Understanding of the Offshore Wind Resource up to High Altitudes (≤ 315 m)
van der Werff, P.A.
In order to better understand North Sea wind conditions, analyses were performed on wind speed and direction measurements by light-detection and ranging (lidar) at eight offshore measurement locations distributed throughout the North Sea. Lidar enabled measurement of the North Sea wind conditions at relatively high altitudes (i.e. ≤ 315 m) and therefore was used to examine vertical profiles of wind shear and veer. The greatest wind shear was observed with south-westerly wind directions and high wind speeds, and in general wind direction veered (i.e. increased in magnitude) with height. The wind speed distribution as defined by the Weibull probability distribution was also determined at each measurement location and height. Measurement-site wind speed distributions exhibited inter-annual variability and varied as a function of height and proximity to the coast.
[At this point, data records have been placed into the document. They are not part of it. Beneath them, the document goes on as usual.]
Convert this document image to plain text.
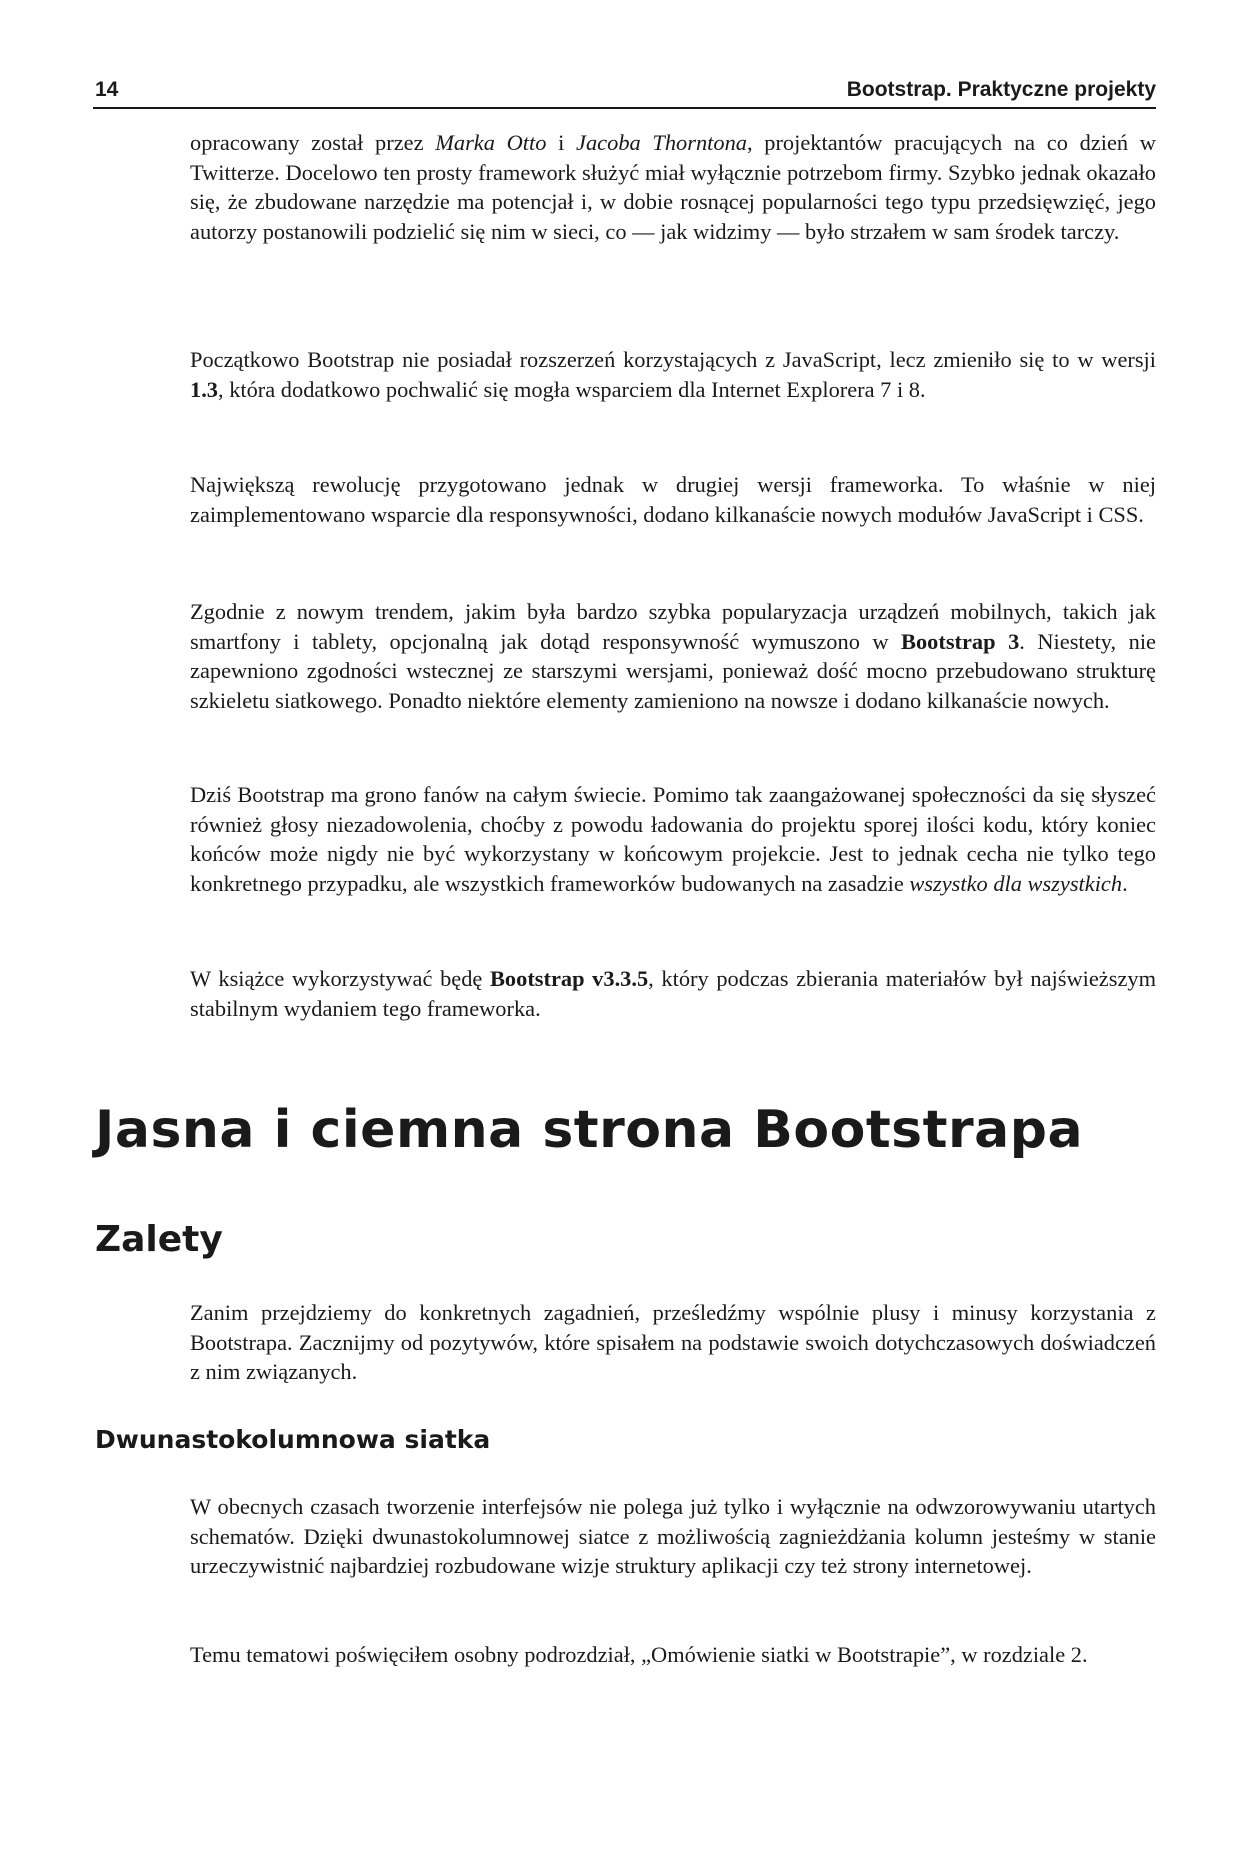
14	Bootstrap. Praktyczne projekty

opracowany został przez Marka Otto i Jacoba Thorntona, projektantów pracujących na co dzień w Twitterze. Docelowo ten prosty framework służyć miał wyłącznie potrzebom firmy. Szybko jednak okazało się, że zbudowane narzędzie ma potencjał i, w dobie rosnącej popularności tego typu przedsięwzięć, jego autorzy postanowili podzielić się nim w sieci, co — jak widzimy — było strzałem w sam środek tarczy.

Początkowo Bootstrap nie posiadał rozszerzeń korzystających z JavaScript, lecz zmieniło się to w wersji 1.3, która dodatkowo pochwalić się mogła wsparciem dla Internet Explorera 7 i 8.

Największą rewolucję przygotowano jednak w drugiej wersji frameworka. To właśnie w niej zaimplementowano wsparcie dla responsywności, dodano kilkanaście nowych modułów JavaScript i CSS.

Zgodnie z nowym trendem, jakim była bardzo szybka popularyzacja urządzeń mobilnych, takich jak smartfony i tablety, opcjonalną jak dotąd responsywność wymuszono w Bootstrap 3. Niestety, nie zapewniono zgodności wstecznej ze starszymi wersjami, ponieważ dość mocno przebudowano strukturę szkieletu siatkowego. Ponadto niektóre elementy zamieniono na nowsze i dodano kilkanaście nowych.

Dziś Bootstrap ma grono fanów na całym świecie. Pomimo tak zaangażowanej społeczności da się słyszeć również głosy niezadowolenia, choćby z powodu ładowania do projektu sporej ilości kodu, który koniec końców może nigdy nie być wykorzystany w końcowym projekcie. Jest to jednak cecha nie tylko tego konkretnego przypadku, ale wszystkich frameworków budowanych na zasadzie wszystko dla wszystkich.

W książce wykorzystywać będę Bootstrap v3.3.5, który podczas zbierania materiałów był najświeższym stabilnym wydaniem tego frameworka.

Jasna i ciemna strona Bootstrapa
Zalety

Zanim przejdziemy do konkretnych zagadnień, prześledźmy wspólnie plusy i minusy korzystania z Bootstrapa. Zacznijmy od pozytywów, które spisałem na podstawie swoich dotychczasowych doświadczeń z nim związanych.

Dwunastokolumnowa siatka

W obecnych czasach tworzenie interfejsów nie polega już tylko i wyłącznie na odwzorowywaniu utartych schematów. Dzięki dwunastokolumnowej siatce z możliwością zagnieżdżania kolumn jesteśmy w stanie urzeczywistnić najbardziej rozbudowane wizje struktury aplikacji czy też strony internetowej.

Temu tematowi poświęciłem osobny podrozdział, „Omówienie siatki w Bootstrapie”, w rozdziale 2.
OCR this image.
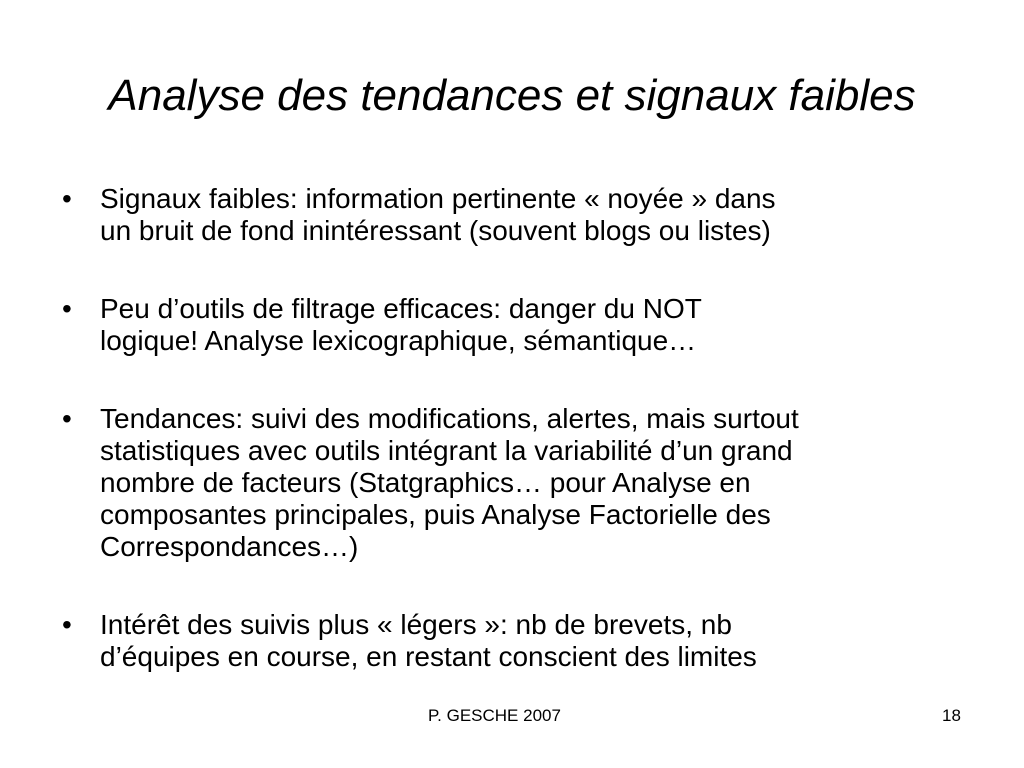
Analyse des tendances et signaux faibles
•	Signaux faibles: information pertinente « noyée » dans
un bruit de fond inintéressant (souvent blogs ou listes)
•	Peu d’outils de filtrage efficaces: danger du NOT
logique! Analyse lexicographique, sémantique…
•	Tendances: suivi des modifications, alertes, mais surtout
statistiques avec outils intégrant la variabilité d’un grand
nombre de facteurs (Statgraphics… pour Analyse en
composantes principales, puis Analyse Factorielle des
Correspondances…)
•	Intérêt des suivis plus « légers »: nb de brevets, nb
d’équipes en course, en restant conscient des limites
P. GESCHE 2007	18
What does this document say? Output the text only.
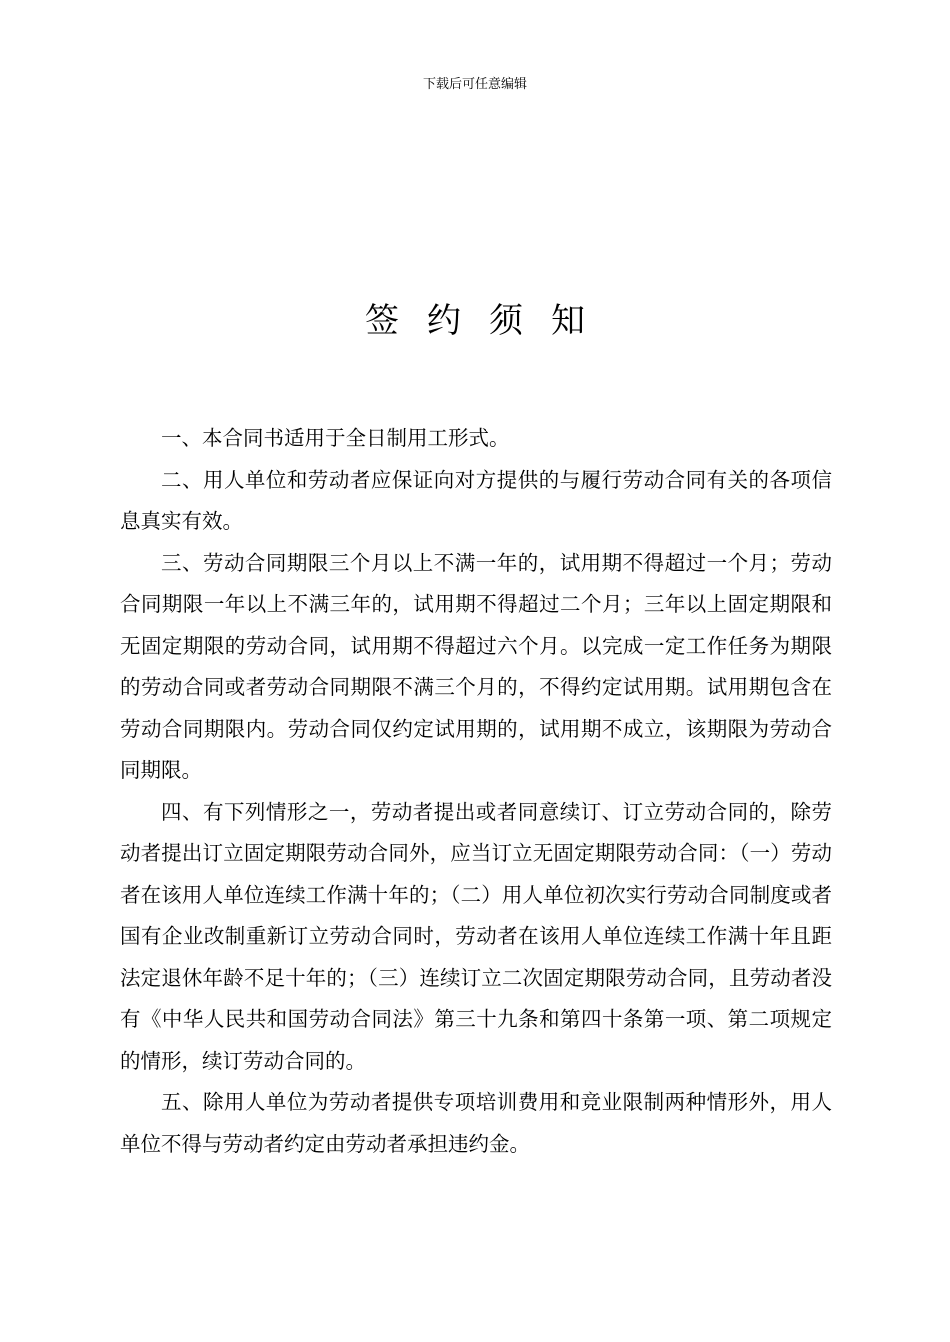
下载后可任意编辑
签约须知

一、本合同书适用于全日制用工形式。

二、用人单位和劳动者应保证向对方提供的与履行劳动合同有关的各项信息真实有效。

三、劳动合同期限三个月以上不满一年的，试用期不得超过一个月；劳动合同期限一年以上不满三年的，试用期不得超过二个月；三年以上固定期限和无固定期限的劳动合同，试用期不得超过六个月。以完成一定工作任务为期限的劳动合同或者劳动合同期限不满三个月的，不得约定试用期。试用期包含在劳动合同期限内。劳动合同仅约定试用期的，试用期不成立，该期限为劳动合同期限。

四、有下列情形之一，劳动者提出或者同意续订、订立劳动合同的，除劳动者提出订立固定期限劳动合同外，应当订立无固定期限劳动合同：（一）劳动者在该用人单位连续工作满十年的；（二）用人单位初次实行劳动合同制度或者国有企业改制重新订立劳动合同时，劳动者在该用人单位连续工作满十年且距法定退休年龄不足十年的；（三）连续订立二次固定期限劳动合同，且劳动者没有《中华人民共和国劳动合同法》第三十九条和第四十条第一项、第二项规定的情形，续订劳动合同的。

五、除用人单位为劳动者提供专项培训费用和竞业限制两种情形外，用人单位不得与劳动者约定由劳动者承担违约金。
The Weibull scale parameter on average increased with height, while the Weibull shape parameter decreased with height. Vertical tendencies in the Weibull scale parameter were expected (i.e. wind speed on average increases with height); however, vertical tendencies in the Weibull shape parameter were nontrivial. This reduction in the Weibull shape parameter with height indicates that although the winds become less turbulent with height, the range of possible wind speeds is greater at higher altitudes (i.e. wider distribution). Further, correlation in wind speed and direction between lidar measurement locations was determined in order to examine the potential applicability of measurement-correlate predict methods within the North Sea. Analyses conclude with a comparison of the lidar wind speed measurements to wind data produced by the KNW-atlas. KNW atlas wind speed comparisons were made to lidar data at LEG, HKZA, and HKZB and overall, the KNW atlas compares well with these measurements.